The preservation of data at the university and its availability after the completion of a research project is often a prerequisite for scientific results to be reviewed and verified. Research data is also covered by the Archives Act (SFS 1990:782) requirement that research documents should be kept organized and available so that the public's right to transparency can be met.

Keep in mind that services for storing digital data usually do not have storage of inactive data as their mission. Data that is not actively used may therefore need to be moved to other storage options. Publishing data is a way of ensuring that data is made available in the long term, but it does not replace the authority's responsibility to also preserve research data locally.

After completion of a project, it is important to weed out material that can be discarded, as well as to arrange for data and other documents to be preserved. The University has a recommended directory structure that simplifies both weeding out and long-term preservation of data and other documents from a project.

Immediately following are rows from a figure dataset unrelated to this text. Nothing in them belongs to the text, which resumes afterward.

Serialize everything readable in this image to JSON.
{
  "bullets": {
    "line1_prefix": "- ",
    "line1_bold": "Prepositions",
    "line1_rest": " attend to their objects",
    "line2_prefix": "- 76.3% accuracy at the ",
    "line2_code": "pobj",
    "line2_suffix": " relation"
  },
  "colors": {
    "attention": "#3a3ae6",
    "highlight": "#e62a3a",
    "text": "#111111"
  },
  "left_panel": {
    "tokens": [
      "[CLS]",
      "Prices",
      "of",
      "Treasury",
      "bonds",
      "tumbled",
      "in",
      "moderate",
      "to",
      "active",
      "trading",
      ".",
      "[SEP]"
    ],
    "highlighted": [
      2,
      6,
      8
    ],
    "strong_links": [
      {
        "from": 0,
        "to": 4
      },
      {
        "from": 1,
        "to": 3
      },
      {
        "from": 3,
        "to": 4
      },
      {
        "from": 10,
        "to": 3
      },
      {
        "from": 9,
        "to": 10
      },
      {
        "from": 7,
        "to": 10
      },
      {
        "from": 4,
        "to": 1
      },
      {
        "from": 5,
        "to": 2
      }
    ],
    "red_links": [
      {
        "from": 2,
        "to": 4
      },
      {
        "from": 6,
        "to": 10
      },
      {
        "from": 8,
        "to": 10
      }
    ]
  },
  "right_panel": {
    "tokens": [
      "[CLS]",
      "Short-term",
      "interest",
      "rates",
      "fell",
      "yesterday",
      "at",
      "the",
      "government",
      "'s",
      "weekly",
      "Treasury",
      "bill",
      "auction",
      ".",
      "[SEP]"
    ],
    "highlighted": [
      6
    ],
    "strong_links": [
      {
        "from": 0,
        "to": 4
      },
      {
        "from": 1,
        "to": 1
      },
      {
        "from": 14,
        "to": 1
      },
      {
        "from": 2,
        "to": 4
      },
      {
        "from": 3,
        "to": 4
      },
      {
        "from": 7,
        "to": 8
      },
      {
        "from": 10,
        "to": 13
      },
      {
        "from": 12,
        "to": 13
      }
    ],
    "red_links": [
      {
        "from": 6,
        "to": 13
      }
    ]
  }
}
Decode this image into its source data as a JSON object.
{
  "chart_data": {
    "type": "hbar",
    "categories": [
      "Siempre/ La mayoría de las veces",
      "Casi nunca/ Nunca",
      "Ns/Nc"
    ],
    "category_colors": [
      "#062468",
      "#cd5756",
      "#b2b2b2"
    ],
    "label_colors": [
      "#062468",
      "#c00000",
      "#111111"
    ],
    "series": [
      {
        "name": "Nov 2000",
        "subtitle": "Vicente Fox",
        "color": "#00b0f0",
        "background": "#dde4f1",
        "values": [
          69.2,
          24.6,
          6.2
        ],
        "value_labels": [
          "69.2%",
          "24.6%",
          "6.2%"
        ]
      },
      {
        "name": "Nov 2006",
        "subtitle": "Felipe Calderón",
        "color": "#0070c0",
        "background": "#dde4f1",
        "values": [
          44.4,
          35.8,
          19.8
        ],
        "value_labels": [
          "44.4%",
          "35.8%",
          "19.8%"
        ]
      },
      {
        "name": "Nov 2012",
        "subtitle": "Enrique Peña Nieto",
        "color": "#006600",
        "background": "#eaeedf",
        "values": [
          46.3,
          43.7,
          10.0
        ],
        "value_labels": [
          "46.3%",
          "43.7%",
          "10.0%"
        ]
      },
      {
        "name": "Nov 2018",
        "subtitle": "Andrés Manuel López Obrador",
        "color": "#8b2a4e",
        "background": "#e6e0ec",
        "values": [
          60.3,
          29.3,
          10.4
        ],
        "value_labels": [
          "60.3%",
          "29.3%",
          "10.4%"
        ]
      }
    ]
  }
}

In order for data to be understandable and reusable over time, it is important that it is well described, structured and that the selected formats, if possible, are open and supplier-independent with good conditions to be readable over time.

Information about media and format choices from Riksarkivet (in Swedish).

The University’s Preservation Plan for Research Documents provides guidance on which documents that should be preserved, which can be deleted immediately or after a fixed period of time. Research data should normally be preserved 10 years after completion of the project. If research data is deemed to have a long-term value, whether scientific or otherwise, it should be preserved and formally archived and not weeded out. The deletion rules are media-independent and apply in the same way to paper documents as to digital material.

Registration of research documents

The purpose of the official university diary is to keep documents in order and to allow public access to official documents in accordance with the principle of public access to information. Research data do not need to be registered in the diary, but rather certain documents relating to data and its management. For guidance on which documents to register, see Preservation Plan for Research Documents.